Lance at RadioInsight notes that Dorrana Stewart, licensee of 93.7 KFJE Wickenburg has turned in its license after being silent for over a year.

It's hard to piece all of it together because so many of the online records went poof, but here's what I can piece together:

- The Stewarts, after downgrading to a class A, got the station built and on the air one day before the construction permit ran out in August 2019. To their credit, they could literally provide the receipts to the FCC, showing that they indeed hired the engineers, bought the transmitter and antenna, leased the tower space, and put the station on the air.
- About a week later, they filed a silent STA, citing being unable to get programming to the transmitter.
- The silent STA expired this August and they never filed a notice of resumption. When the FCC inquired, they responded by turning in the license.

My hat is off to them for taking the honest approach, as you know how many operators don't.

Wasn't Art Mobley involved in winning the auction on this frequency?
 
Lance at RadioInsight notes that Dorrana Stewart, licensee of 93.7 KFJE Wickenburg has turned in its license after being silent for over a year.

It's hard to piece all of it together because so many of the online records went poof, but here's what I can piece together:

- The Stewarts, after downgrading to a class A, got the station built and on the air one day before the construction permit ran out in August 2019. To their credit, they could literally provide the receipts to the FCC, showing that they indeed hired the engineers, bought the transmitter and antenna, leased the tower space, and put the station on the air.
- About a week later, they filed a silent STA, citing being unable to get programming to the transmitter.
- The silent STA expired this August and they never filed a notice of resumption. When the FCC inquired, they responded by turning in the license.
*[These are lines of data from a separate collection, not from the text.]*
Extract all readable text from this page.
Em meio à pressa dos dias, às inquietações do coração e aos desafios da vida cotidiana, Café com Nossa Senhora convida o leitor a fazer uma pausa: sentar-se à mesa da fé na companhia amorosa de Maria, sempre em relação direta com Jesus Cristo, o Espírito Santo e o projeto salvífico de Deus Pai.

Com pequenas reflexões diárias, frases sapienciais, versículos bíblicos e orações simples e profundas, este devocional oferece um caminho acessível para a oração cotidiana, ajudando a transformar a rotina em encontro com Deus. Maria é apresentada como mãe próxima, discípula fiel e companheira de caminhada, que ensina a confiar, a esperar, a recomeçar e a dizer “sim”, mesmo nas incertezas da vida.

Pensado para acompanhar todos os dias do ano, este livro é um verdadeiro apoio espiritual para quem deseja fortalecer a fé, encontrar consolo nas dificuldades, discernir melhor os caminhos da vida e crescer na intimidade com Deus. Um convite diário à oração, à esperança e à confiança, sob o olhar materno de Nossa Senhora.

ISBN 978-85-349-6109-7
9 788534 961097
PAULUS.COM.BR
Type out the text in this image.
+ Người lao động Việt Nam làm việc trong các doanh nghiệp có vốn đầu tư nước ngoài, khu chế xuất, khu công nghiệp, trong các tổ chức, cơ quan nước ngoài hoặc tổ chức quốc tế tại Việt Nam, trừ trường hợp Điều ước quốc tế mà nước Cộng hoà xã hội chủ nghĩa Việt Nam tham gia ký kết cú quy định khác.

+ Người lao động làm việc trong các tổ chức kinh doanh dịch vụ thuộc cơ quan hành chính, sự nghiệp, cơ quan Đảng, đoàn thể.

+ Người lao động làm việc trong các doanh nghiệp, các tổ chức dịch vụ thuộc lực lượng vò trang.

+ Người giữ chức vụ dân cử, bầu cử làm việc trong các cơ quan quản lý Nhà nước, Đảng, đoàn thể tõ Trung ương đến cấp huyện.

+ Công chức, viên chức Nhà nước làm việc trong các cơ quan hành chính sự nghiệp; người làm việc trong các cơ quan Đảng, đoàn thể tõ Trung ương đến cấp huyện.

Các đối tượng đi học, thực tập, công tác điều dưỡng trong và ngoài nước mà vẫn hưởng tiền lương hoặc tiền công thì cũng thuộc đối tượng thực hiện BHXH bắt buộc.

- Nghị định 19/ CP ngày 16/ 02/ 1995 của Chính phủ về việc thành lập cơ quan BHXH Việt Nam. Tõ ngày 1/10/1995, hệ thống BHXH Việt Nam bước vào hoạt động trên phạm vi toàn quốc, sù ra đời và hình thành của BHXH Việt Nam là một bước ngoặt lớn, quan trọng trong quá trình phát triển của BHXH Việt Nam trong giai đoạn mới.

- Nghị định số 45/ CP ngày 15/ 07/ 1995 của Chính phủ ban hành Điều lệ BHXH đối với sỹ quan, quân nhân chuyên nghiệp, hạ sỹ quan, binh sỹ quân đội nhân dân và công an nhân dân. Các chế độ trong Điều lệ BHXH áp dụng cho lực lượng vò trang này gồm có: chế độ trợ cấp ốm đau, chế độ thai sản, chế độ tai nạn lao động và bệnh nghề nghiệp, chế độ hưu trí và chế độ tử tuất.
My hat is off to them for taking the honest approach, as you know how many operators don't.

Wasn't Art Mobley involved in winning the auction on this frequency?

Maybe they figured like KAZV 107.3 before it, it would not be a viable signal in the Phoenix area.
 
What were the plans for this station? Old-fashioned mom-and-pop radio? Satellite-fed music or talk? Dollar-a-holler preaching?
 
What were the plans for this station? Old-fashioned mom-and-pop radio? Satellite-fed music or talk? Dollar-a-holler preaching?

Given who was involved, I was under the impression it would be the return of African-American targeted radio to the Phoenix market (the last station to target that audience was sold 20 years ago). But, given the location, it wouldn't have been the best move.
 
Maybe they figured like KAZV 107.3 before it, it would not be a viable signal in the Phoenix area.

Considering how poorly 93.7 got into Phoenix when KSWG was on that frequency, the smarter move would be not to bid on a 93.7 Wickenburg allocation if your intention was to move it to Phoenix.